In [61]:
import pandas as pd
import numpy as np

In [31]:
DATAPATH_2015 = '../data/targetstation46240/46240h2015.txt'
DATAPATH_2016 = '../data/targetstation46240/46240h2015.txt'
DATAPATH_2019 = '../data/targetstation46240/46240h2019.txt'

# Format 2019 - 2022 Historical Data

For the baseline model, we will only use wave related data as features. We have also downloaded ocean current data from the same buoy location, however, we do not want to over over-featurize given the total size of the dataset and MLP model.
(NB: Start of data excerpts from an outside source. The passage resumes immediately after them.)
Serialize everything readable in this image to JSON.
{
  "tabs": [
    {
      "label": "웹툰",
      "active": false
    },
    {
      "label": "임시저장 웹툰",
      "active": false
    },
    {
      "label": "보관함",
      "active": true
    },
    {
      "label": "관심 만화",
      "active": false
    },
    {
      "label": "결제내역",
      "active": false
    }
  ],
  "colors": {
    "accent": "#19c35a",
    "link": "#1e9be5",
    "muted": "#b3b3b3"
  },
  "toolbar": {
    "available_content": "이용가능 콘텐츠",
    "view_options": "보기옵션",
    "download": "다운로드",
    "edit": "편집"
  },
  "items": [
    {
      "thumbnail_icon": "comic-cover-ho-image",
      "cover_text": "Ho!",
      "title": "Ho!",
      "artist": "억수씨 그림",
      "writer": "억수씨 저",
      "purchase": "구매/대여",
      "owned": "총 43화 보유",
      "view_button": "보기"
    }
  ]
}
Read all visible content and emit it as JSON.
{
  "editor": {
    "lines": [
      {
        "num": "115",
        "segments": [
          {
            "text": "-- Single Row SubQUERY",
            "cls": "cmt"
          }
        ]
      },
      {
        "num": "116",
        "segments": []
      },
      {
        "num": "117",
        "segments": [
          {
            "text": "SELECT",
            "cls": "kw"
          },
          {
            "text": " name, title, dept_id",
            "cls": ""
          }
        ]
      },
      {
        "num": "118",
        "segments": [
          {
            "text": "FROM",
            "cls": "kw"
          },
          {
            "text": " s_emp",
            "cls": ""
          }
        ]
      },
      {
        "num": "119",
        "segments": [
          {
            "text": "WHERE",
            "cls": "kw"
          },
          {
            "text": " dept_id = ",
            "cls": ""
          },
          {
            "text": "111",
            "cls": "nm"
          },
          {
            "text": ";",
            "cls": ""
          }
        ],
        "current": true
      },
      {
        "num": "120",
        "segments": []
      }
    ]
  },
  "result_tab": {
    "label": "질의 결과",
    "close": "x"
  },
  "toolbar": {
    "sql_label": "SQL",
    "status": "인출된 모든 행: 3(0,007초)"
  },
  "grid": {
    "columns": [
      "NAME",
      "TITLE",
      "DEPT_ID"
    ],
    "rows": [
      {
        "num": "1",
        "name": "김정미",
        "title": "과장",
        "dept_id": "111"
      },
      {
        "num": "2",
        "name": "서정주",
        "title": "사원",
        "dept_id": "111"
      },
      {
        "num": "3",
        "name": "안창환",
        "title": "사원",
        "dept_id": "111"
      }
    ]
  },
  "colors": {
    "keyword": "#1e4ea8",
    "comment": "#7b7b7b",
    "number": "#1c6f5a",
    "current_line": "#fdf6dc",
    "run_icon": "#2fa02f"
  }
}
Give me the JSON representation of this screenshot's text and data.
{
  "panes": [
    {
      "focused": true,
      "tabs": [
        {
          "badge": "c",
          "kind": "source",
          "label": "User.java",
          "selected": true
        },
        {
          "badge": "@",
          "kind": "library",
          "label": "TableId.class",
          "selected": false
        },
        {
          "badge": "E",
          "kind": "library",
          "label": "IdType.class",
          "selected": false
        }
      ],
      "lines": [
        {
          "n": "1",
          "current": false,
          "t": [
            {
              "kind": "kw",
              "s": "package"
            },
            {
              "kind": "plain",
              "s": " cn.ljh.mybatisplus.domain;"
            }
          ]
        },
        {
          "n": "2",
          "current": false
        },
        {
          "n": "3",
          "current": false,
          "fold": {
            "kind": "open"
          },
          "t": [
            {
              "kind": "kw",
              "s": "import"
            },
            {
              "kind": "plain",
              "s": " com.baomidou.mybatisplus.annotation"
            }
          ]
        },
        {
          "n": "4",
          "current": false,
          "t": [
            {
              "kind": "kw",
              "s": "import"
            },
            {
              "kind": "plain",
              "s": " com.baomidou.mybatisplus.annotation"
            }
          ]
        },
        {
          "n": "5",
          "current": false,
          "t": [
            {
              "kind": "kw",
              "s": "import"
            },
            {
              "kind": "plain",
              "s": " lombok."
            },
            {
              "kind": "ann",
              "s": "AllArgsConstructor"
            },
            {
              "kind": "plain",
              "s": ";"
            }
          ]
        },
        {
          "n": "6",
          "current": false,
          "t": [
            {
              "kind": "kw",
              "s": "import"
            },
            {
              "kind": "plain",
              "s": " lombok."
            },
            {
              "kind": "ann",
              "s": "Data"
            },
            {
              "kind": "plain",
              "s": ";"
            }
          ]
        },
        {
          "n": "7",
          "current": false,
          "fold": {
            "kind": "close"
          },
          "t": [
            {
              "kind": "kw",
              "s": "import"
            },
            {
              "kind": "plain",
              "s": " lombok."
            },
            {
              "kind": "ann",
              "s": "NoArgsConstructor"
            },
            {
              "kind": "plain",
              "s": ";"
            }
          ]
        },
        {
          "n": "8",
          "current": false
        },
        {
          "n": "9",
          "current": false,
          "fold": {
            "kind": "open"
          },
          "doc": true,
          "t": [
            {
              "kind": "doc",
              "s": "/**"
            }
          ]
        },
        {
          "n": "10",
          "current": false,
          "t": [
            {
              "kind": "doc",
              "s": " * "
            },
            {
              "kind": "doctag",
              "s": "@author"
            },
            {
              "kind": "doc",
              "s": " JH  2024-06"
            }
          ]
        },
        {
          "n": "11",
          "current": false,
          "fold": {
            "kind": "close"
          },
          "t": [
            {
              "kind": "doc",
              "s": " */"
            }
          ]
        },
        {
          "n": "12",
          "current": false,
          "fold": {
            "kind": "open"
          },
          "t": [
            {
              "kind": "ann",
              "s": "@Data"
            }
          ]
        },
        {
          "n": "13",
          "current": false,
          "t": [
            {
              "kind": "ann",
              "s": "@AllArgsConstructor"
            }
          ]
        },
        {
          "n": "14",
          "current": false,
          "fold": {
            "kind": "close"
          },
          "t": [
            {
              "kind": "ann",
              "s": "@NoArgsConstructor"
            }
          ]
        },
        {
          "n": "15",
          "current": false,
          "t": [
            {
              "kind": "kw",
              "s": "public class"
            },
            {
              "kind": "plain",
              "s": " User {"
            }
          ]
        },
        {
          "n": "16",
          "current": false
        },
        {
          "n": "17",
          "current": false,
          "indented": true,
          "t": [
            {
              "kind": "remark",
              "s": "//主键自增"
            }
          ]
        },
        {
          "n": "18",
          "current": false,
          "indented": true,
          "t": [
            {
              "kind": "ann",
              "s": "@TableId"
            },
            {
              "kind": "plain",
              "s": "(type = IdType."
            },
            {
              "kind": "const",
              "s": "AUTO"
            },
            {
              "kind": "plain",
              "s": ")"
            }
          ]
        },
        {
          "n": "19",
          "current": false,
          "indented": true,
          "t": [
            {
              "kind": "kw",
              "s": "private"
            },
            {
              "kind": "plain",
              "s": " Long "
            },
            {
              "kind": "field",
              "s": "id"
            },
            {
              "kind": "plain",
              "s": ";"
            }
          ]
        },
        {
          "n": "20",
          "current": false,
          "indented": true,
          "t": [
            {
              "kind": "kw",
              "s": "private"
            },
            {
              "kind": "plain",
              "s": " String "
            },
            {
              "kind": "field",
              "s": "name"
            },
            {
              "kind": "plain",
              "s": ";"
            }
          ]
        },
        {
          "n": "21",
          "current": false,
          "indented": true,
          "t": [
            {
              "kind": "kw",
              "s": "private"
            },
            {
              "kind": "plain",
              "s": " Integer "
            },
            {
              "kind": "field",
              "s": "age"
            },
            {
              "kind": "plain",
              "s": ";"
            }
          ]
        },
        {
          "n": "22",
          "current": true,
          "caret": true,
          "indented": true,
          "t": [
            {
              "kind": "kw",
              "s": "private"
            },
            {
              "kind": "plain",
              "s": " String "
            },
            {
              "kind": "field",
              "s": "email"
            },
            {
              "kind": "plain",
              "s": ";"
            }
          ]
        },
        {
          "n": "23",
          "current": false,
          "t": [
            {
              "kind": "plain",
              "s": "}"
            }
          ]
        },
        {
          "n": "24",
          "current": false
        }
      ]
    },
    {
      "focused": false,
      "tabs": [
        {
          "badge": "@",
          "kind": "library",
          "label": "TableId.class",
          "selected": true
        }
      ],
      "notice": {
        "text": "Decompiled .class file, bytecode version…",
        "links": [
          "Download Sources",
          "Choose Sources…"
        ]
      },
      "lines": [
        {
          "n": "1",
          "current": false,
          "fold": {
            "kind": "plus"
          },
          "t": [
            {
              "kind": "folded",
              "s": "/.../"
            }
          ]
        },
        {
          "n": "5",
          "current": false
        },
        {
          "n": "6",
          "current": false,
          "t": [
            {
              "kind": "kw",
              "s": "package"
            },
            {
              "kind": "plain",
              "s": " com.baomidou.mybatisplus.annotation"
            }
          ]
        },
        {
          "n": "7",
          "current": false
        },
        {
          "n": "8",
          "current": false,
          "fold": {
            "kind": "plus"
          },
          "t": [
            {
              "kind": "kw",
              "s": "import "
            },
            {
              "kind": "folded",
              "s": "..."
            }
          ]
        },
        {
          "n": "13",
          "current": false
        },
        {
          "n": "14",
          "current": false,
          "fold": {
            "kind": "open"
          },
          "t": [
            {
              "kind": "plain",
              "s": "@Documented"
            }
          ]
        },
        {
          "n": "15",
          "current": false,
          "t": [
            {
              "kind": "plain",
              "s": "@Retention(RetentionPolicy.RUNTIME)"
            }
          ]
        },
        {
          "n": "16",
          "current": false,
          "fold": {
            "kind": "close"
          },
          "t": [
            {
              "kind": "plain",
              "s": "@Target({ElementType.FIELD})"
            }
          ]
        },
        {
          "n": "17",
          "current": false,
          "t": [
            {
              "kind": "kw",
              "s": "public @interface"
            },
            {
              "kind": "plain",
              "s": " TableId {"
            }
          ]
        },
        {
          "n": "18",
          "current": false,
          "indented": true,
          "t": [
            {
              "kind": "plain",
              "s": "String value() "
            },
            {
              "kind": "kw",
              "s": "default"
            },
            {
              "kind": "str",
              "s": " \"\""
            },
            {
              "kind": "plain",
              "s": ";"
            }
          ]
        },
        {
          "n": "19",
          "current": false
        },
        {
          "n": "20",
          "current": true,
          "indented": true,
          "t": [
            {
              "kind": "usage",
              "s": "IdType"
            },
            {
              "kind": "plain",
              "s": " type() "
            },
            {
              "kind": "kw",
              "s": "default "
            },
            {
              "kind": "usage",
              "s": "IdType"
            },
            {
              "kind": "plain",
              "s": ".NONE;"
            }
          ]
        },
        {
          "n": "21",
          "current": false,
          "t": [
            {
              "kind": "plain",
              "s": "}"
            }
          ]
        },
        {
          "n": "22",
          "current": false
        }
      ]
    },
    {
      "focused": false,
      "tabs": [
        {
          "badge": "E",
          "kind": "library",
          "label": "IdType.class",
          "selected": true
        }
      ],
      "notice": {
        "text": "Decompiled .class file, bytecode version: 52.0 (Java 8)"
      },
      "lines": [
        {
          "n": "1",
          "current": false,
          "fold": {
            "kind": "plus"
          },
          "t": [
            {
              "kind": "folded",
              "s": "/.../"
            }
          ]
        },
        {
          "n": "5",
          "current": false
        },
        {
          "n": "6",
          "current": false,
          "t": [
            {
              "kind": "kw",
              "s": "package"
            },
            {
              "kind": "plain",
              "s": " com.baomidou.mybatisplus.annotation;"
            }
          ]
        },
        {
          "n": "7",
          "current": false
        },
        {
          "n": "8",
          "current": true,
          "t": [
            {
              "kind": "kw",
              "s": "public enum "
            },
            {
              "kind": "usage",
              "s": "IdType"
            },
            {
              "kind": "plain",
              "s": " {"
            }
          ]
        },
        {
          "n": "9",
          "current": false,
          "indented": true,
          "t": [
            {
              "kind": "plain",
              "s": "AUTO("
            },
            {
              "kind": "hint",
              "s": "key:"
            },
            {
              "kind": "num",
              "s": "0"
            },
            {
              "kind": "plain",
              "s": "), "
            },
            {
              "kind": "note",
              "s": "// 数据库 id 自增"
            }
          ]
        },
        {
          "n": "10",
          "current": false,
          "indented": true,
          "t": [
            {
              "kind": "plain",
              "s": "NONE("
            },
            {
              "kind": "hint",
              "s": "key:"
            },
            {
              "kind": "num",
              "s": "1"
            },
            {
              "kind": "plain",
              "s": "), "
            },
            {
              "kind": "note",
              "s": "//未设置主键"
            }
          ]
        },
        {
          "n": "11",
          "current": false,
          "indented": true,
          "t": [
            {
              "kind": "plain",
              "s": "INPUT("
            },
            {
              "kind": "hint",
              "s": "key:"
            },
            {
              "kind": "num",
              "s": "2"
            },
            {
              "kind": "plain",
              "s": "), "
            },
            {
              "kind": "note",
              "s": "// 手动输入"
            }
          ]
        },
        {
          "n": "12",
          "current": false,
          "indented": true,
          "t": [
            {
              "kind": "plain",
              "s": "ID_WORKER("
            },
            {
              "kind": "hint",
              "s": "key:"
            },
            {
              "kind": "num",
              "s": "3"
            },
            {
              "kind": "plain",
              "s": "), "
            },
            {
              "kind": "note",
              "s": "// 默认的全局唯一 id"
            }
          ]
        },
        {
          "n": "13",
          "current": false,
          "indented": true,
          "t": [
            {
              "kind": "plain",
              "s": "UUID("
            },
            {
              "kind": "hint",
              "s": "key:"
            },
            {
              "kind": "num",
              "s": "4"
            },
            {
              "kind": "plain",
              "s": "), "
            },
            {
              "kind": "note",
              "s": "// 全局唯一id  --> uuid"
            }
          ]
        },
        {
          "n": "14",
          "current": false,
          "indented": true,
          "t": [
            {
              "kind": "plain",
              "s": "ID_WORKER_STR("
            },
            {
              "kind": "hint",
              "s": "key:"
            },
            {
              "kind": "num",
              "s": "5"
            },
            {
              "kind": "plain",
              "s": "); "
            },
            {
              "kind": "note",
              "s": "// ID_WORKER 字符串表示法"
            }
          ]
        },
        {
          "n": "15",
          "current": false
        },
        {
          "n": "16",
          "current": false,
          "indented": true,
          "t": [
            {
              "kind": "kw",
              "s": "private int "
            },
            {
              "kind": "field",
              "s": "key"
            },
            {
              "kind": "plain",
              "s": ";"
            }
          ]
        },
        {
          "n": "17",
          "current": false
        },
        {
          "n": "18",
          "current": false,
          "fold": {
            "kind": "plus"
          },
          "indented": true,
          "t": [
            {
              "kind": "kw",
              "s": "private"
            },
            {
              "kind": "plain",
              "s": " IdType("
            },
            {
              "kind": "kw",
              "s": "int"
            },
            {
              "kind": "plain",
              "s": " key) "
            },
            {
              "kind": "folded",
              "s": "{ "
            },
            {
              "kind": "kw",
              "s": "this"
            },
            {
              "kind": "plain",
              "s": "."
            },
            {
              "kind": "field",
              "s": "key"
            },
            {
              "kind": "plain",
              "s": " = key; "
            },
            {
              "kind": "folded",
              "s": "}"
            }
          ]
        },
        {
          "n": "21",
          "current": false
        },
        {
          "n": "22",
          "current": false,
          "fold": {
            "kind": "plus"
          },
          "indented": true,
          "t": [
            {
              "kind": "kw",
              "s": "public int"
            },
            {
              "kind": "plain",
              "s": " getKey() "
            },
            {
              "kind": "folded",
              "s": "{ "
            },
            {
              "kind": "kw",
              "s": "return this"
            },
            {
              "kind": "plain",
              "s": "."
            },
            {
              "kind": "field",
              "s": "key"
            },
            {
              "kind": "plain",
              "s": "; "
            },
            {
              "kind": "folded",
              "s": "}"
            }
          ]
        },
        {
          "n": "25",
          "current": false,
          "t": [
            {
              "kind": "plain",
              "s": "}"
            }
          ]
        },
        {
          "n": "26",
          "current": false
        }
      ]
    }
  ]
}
Most of the functions in this section format the data text files into dataframes, handle the type conversions, and drop columns we will not use. First, we begin with creating a function `text_to_dataframe` that reads in a datapath and converts it to a pd dataframe.

In [63]:
def text_to_dataframe(data_path):
    """
    Converts a text file at the given path into a pandas DataFrame.

    Args:
        data_path (str): The path to the data file.

    Returns:
        tuple: A tuple where the first element is a pandas Series containing the units 
               of each column, and the second element is the pandas DataFrame with 
               the data.
    """
    # Read the data file into a DataFrame
    historical_data = pd.read_csv(data_path, delim_whitespace=True, header=0)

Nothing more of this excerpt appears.